How the Republicans See the Democrats: The Party of TreasonNews at Home
Lewis L. Gould is the Eugene C. Barker Centennial Professor Emeritus in American History at the University of Texas -- Austin. A prolific writer and presidential historian, he is the author of numerous books on the presidency and the Progressive era, including, most recently, a new biography of Theodore Roosevelt. An updated paperback version of his 2003 book Grand Old Party: A History of the Republicans, has just been released by Oxford University Press.
How the Republican Party sees the Democrats. Credit: Wiki Commons/HNN staff.
In all the hand-wringing among the punditry about the electoral spanking of the Republicans, one key element has gone unnoticed. The Grand Old Party has not yet resolved its issues with the legitimacy of the Democratic Party and its role in American politics. This problem goes back to the founding experience of the Republicans. During the Civil War, many northern Democrats sympathized with the Confederacy and hoped for a Southern victory.
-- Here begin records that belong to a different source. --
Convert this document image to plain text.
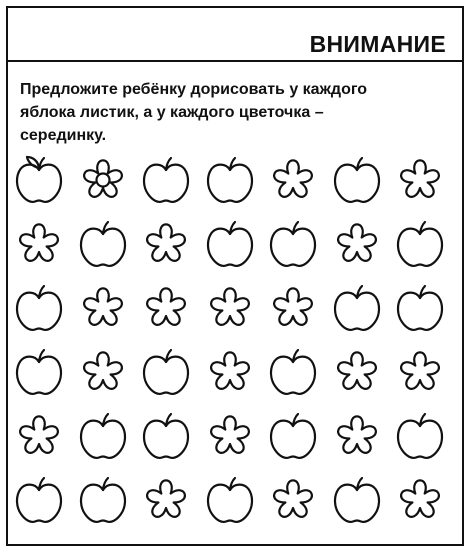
ВНИМАНИЕ
Предложите ребёнку дорисовать у каждого
яблока листик, а у каждого цветочка –
серединку.
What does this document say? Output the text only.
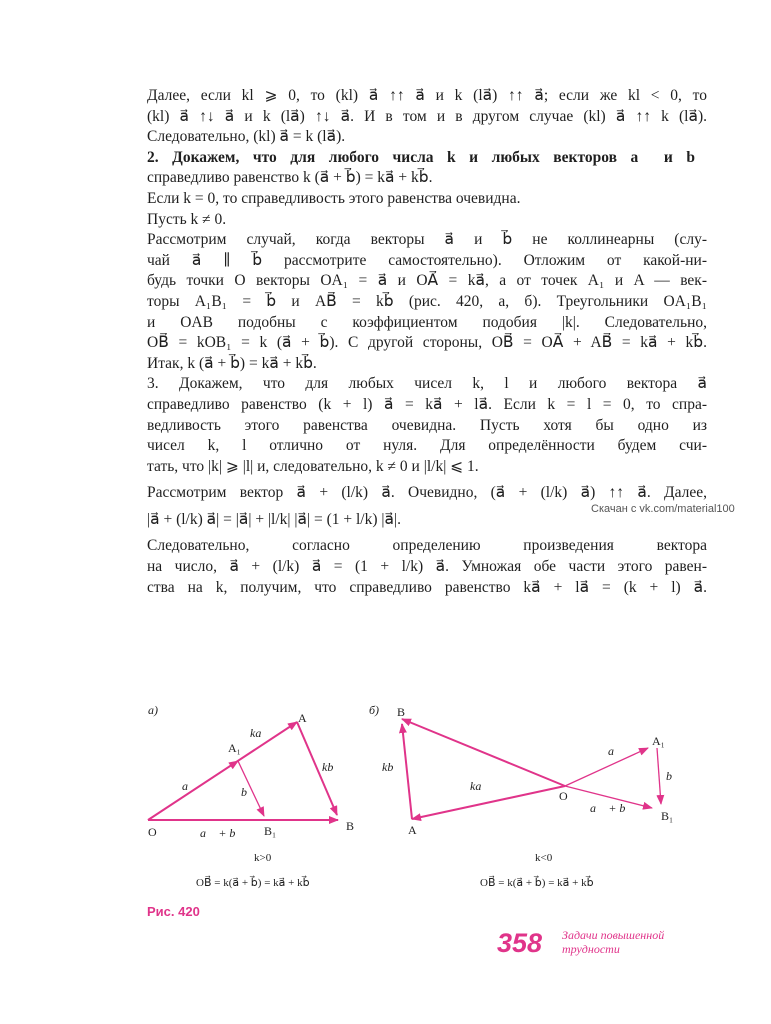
Далее, если kl ⩾ 0, то (kl) a⃗ ↑↑ a⃗ и k (la⃗) ↑↑ a⃗; если же kl < 0, то
(kl) a⃗ ↑↓ a⃗ и k (la⃗) ↑↓ a⃗. И в том и в другом случае (kl) a⃗ ↑↑ k (la⃗).
Следовательно, (kl) a⃗ = k (la⃗).
2. Докажем, что для любого числа k и любых векторов a⃗ и b⃗
справедливо равенство k (a⃗ + b⃗) = ka⃗ + kb⃗.
Если k = 0, то справедливость этого равенства очевидна.
Пусть k ≠ 0.
Рассмотрим случай, когда векторы a⃗ и b⃗ не коллинеарны (слу-
чай a⃗ ∥ b⃗ рассмотрите самостоятельно). Отложим от какой-ни-
будь точки O векторы OA₁ = a⃗ и OA⃗ = ka⃗, а от точек A₁ и A — век-
торы A₁B₁ = b⃗ и AB⃗ = kb⃗ (рис. 420, а, б). Треугольники OA₁B₁
и OAB подобны с коэффициентом подобия |k|. Следовательно,
OB⃗ = kOB₁ = k (a⃗ + b⃗). С другой стороны, OB⃗ = OA⃗ + AB⃗ = ka⃗ + kb⃗.
Итак, k (a⃗ + b⃗) = ka⃗ + kb⃗.
3. Докажем, что для любых чисел k, l и любого вектора a⃗
справедливо равенство (k + l) a⃗ = ka⃗ + la⃗. Если k = l = 0, то спра-
ведливость этого равенства очевидна. Пусть хотя бы одно из
чисел k, l отлично от нуля. Для определённости будем счи-
тать, что |k| ⩾ |l| и, следовательно, k ≠ 0 и |l/k| ⩽ 1.
Рассмотрим вектор a⃗ + (l/k) a⃗. Очевидно, (a⃗ + (l/k) a⃗) ↑↑ a⃗. Далее,
|a⃗ + (l/k) a⃗| = |a⃗| + |l/k| |a⃗| = (1 + l/k) |a⃗|.
Следовательно, согласно определению произведения вектора
на число, a⃗ + (l/k) a⃗ = (1 + l/k) a⃗. Умножая обе части этого равен-
ства на k, получим, что справедливо равенство ka⃗ + la⃗ = (k + l) a⃗.
Скачан с vk.com/material100
а)
O
A₁
A
B₁	B
ka⃗
a⃗	b⃗
kb⃗
a⃗ + b⃗
k>0
OB⃗ = k(a⃗ + b⃗) = ka⃗ + kb⃗
б) B
A
O
A₁
B₁
kb⃗
ka⃗
a⃗
b⃗
a⃗ + b⃗
k<0
OB⃗ = k(a⃗ + b⃗) = ka⃗ + kb⃗
Рис. 420
358 Задачи повышенной
трудности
Republicans concluded that Democrats were marked with “the taint of disloyalty” and were “ready to barter the integrity of the Union for the sake of political power.” In 1876, the Republican platform said that the Democratic Party was “the same in character and spirit as when it sympathized with treason.” This dismissive attitude about the right of the Democrats to govern became embedded in the partisan assumptions of the Republicans where they have persisted ever since.
Thus, there are allegations during the twentieth century that the Republicans were “the party of patriotism” during World War I while the Democrats were guilty of “twenty years of treason” during the era of Joseph R. McCarthy. Republican electoral success brought “the grown-ups” back to power in the 2000 election while Democratic triumphs, as in the 2008 election came only because of Barack Obama’s demagoguery or the allegedly fraudulent intervention of a group such as ACORN. Democratic chief executives were, for Republicans, “not my president,” as Dick Armey said of Bill Clinton, and thus unworthy of respect. Only Republicans, while claiming a majority of white voters, could enjoy mandates. The votes of minorities or the poor, when found in the Democratic column, conveyed no explicit right to govern, as two reporters for Politico argued in recent days.
In the past decade, as partisan divisions have intensified, the crisis over legitimacy has deepened. Although Republicans have little in common with the party of Abraham Lincoln and the radicals in Congress in the 1860s, they have carried with them the Civil War skepticism about Democratic fidelity to the United States. No longer must deference be paid to the institutional commitment to democracy through public respect to the president. Instead, since President Barack Obama is a usurper and a fraud for many in the GOP, norms of political civility are to be disregarded in favor of rhetorical guerilla warfare against an illegitimate intruder.
Like the fire-eaters of the 1850s who wanted to break up the Union to protect slavery, contemporary Republicans no longer concede that their opposition is an inherent and necessary part of the political process. In fact, as a defeated senatorial candidate in Indiana said this year, bipartisanship occurs when the Democrats surrender to Republican priorities. When those who vote Democratic are derided as “maggots,” in the word of the Republican country treasurer, Peter Morrison, in Hardin County, Texas, their status as political vermin makes compromise with the opposition a suicidal tactic. When Grover Norquist talked of strangling a much reduced government in the bathtub or others dreamed of isolating Democrats in urban pockets away from real Americans, they envisioned a one-party world in which the opposition party was little more than an entertaining relic in a cloistered, ghettoized run-down theme park.
The Republicans face a choice. They can, by denying Democratic legitimacy and embracing intransigence, render the United States ungovernable. Strident voices in the party embrace such a course as a way to punish the “takers” and reward the “makers.” If in the end the Republicans cannot persuade Americans to endorse their policies, they may take a more ominous course and turn to force over argument. The sporadic calls for secession among more extreme elements in the Republican South reflect these dangerous views.
There is, however, another course for the Republicans to consider, one that involves staying within the democratic consensus rather than destroying it. In the heat of the campaign to win the Republican presidential nomination in 1912, Theodore Roosevelt said “in the long run, this country will not be a good place for any of us to live in unless it is a good place for all of us to live in.” Those were the cadences of a Republican who saw the nation as an organic whole in which a shared commitment to underlying values made possible a vigorous debate about policies without aspersions of disloyalty. Roosevelt himself did not always live up to his better nature in this area, but he was right in that instance.
Losing political races is never easy and can be a traumatic experience as the events of the past week have demonstrated. But as the late Lawrence O’Brien reminded his readers, there are “no final victories” in politics, nor should there be. Legitimacy grants that the political wheel will keep turning and the nation will endure. Republicans have moved far away from the wisdom of tolerating opposition for the sake of perpetuating democracy. It is in their interest and the national interest for the Grand Old Party to return to the public square with a stronger and more mature attitude toward the American experiment in self-government.